Automatic dietary assessment based on food images remains a challenge, requiring precise food detection, segmentation, and classification. Vision-Language Models (VLMs) offer new possibilities by integrating visual and textual reasoning. In this study, we evaluate six state-of-the-art VLMs (ChatGPT, Gemini, Claude, Moondream, DeepSeek, and LLaVA), analyzing their capabilities in food recognition at different levels. For the experimental framework, we introduce the FoodNExTDB, a unique food image database that contains 9,263 expert-labeled images across 10 categories (e.g., "protein source"), 62 subcategories (e.g., "poultry"), and 9 cooking styles (e.g., "grilled"). In total, FoodNExTDB includes 50k nutritional labels generated by seven experts who manually annotated all images in the database.

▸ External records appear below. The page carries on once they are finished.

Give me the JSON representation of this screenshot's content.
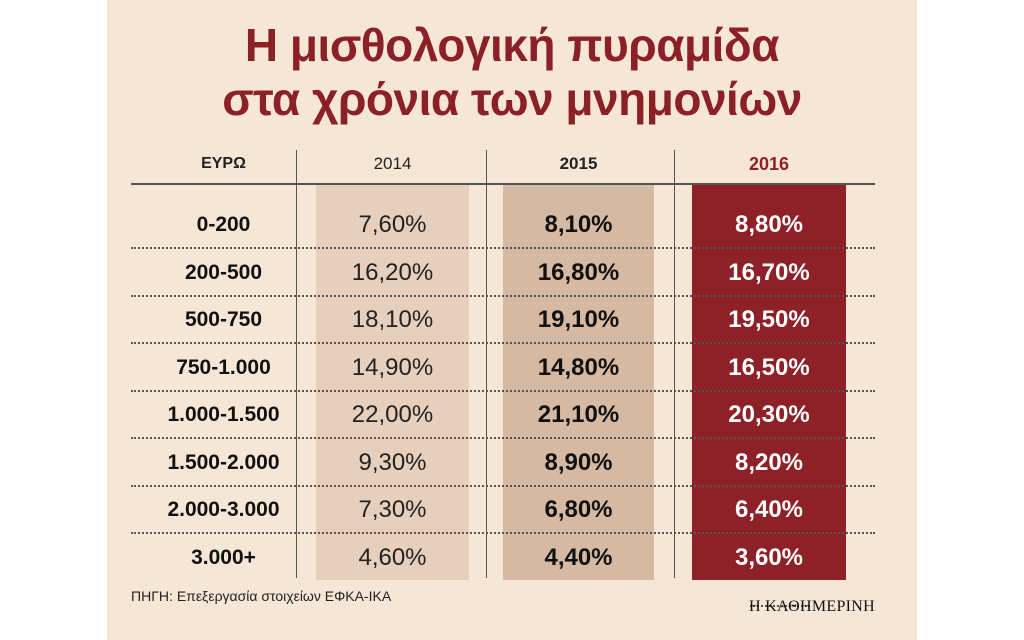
{
  "title": {
    "line1": "Η μισθολογική πυραμίδα",
    "line2": "στα χρόνια των μνημονίων"
  },
  "colors": {
    "title": "#8b2126",
    "background": "#f6e6d6",
    "col_2014": "#e8cfbb",
    "col_2015": "#d5b9a2",
    "col_2016": "#8d2127"
  },
  "chart_data": {
    "type": "table",
    "title": "Η μισθολογική πυραμίδα στα χρόνια των μνημονίων",
    "row_header": "ΕΥΡΩ",
    "columns": [
      "2014",
      "2015",
      "2016"
    ],
    "rows": [
      {
        "range": "0-200",
        "values": [
          "7,60%",
          "8,10%",
          "8,80%"
        ]
      },
      {
        "range": "200-500",
        "values": [
          "16,20%",
          "16,80%",
          "16,70%"
        ]
      },
      {
        "range": "500-750",
        "values": [
          "18,10%",
          "19,10%",
          "19,50%"
        ]
      },
      {
        "range": "750-1.000",
        "values": [
          "14,90%",
          "14,80%",
          "16,50%"
        ]
      },
      {
        "range": "1.000-1.500",
        "values": [
          "22,00%",
          "21,10%",
          "20,30%"
        ]
      },
      {
        "range": "1.500-2.000",
        "values": [
          "9,30%",
          "8,90%",
          "8,20%"
        ]
      },
      {
        "range": "2.000-3.000",
        "values": [
          "7,30%",
          "6,80%",
          "6,40%"
        ]
      },
      {
        "range": "3.000+",
        "values": [
          "4,60%",
          "4,40%",
          "3,60%"
        ]
      }
    ]
  },
  "source": "ΠΗΓΗ: Επεξεργασία στοιχείων ΕΦΚΑ-ΙΚΑ",
  "brand": "Η ΚΑΘΗΜΕΡΙΝΗ"
}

Also, we propose a novel evaluation metric, Expert-Weighted Recall (EWR), that accounts for the inter-annotator variability. Results show that closed-source models outperform open-source ones, achieving over 90% EWR in recognizing food products in images containing a single product. Despite their potential, current VLMs face challenges in fine-grained food recognition, particularly in distinguishing subtle differences in cooking styles and visually similar food items, which limits their reliability for automatic dietary assessment. The FoodNExTDB database is publicly available at https://github.com/AI4Food/FoodNExtDB.

Paper Structure

This paper contains 24 sections, 1 equation, 4 figures, 2 tables.

Figures (4)

  • Figure 1: Overview of the proposed framework. (A) The FoodNExTDB consists of 9,263 food images labeled by nutrition experts across 10 food categories, 62 subcategories, and 9 cooking styles, with approximately 50,000 assigned labels. (B) The experimental setup, where six Vision-Language Models (VLMs) process food images using a structured prompt and generate predictions. These predictions are then compared against expert annotations to assess model performance in food product detection and recognition.
  • Figure 2: Illustration of the proposed Expert-Weighted Recall (EWR) computation for a food image $i$ (left). This graphical example compares annotations (e.g. label $l_1=\textit{Yogurt}$ for product $p_1$) from three nutrition experts (middle) with the predictions made by a VLM (right). The proposed EWR metric reflects how well the VLM aligns with expert consensus while accounting for annotation variability.
  • Figure 3: Examples of VLMs predictions compared to nutritionist's annotations. (A) A multi-component dish where some experts identify individual ingredients ("legumes", "meat", "vegetables"), while others classify it as "Spanish stew (cocido") (B) A whole grain bread misclassified by Gemini as "croquettes" due to shape similarity. (C) An orange juice image where some VLMs such as DeepSeek incorrectly identifies a sandwich from a background image on the paper tray liner.
  • Figure 4: Radar charts illustrating VLM performance in fine-grained food recognition. We include some examples of all available classes considered in our proposed FoodNExTDB, i.e., 10 categories, 62 subcategories, and 9 cooking styles. (This figure is best viewed in color.)